Poderá fazê-lo mediante acordo com incidência governativa (trazendo para o governo partido ou partidos que lhe garantam a maioria absoluta).

Poderá optar por acordo de incidência parlamentar (garantir apoio parlamentar para aprovação do governo e outros diplomas fundamentais).


A opção poderá também ser a chamada “governação com apoios variáveis” (consiste em negociar, caso a caso, a aprovação de documentos – pelo menos os fundamentais – mediante apoio pontual de partidos diferentes).

Assim, o partido com maior representação parlamentar tem de garantir a reunião das condições que lhe permitam governar (tem que “fazer pela vida”…)

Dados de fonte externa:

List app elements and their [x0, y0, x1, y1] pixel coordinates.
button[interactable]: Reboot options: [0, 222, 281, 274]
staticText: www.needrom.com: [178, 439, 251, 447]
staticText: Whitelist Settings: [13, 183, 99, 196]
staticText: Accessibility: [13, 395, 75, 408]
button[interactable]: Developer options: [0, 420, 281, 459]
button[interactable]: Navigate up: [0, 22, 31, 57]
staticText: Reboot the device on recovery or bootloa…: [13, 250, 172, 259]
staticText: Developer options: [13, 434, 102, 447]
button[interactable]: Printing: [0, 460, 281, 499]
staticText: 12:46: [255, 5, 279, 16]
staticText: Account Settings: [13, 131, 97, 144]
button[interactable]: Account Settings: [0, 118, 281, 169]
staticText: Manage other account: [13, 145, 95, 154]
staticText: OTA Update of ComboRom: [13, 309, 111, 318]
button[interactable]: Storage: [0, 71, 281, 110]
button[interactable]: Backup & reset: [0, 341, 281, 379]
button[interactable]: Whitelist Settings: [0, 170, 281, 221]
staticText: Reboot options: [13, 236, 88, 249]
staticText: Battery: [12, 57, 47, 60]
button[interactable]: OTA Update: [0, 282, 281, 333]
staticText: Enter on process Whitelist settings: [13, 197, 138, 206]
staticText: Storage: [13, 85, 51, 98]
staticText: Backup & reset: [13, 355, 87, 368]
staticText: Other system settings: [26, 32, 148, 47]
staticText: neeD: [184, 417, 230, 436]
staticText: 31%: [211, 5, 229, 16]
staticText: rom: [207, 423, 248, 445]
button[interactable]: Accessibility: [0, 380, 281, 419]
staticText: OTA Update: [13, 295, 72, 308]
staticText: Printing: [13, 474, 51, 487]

Não lhe basta proclamar que teve mais votos e que vai governar.

Teve mais votos mas estes não lhe outorgaram, de per si, o direito absoluto de governar.

Os outros partidos que também elegeram deputados têm um mandato dos seus eleitores que pode não ser compatível com o programa do partido com maior representação.

Daí que tenham direito a manifestar e a votar contra sempre que considerem que o colocado a votação não é compatível com o mandato que os seus eleitores lhes deu.

Por isso senhores Montenegro e Bolieiro toca “a dar corda aos sapatos” para garantirem a reunião das condições que garantam a solução que pretendem.

O “problema” é vosso e os eleitores disseram que querem que garantam as adequadas condições de governabilidade.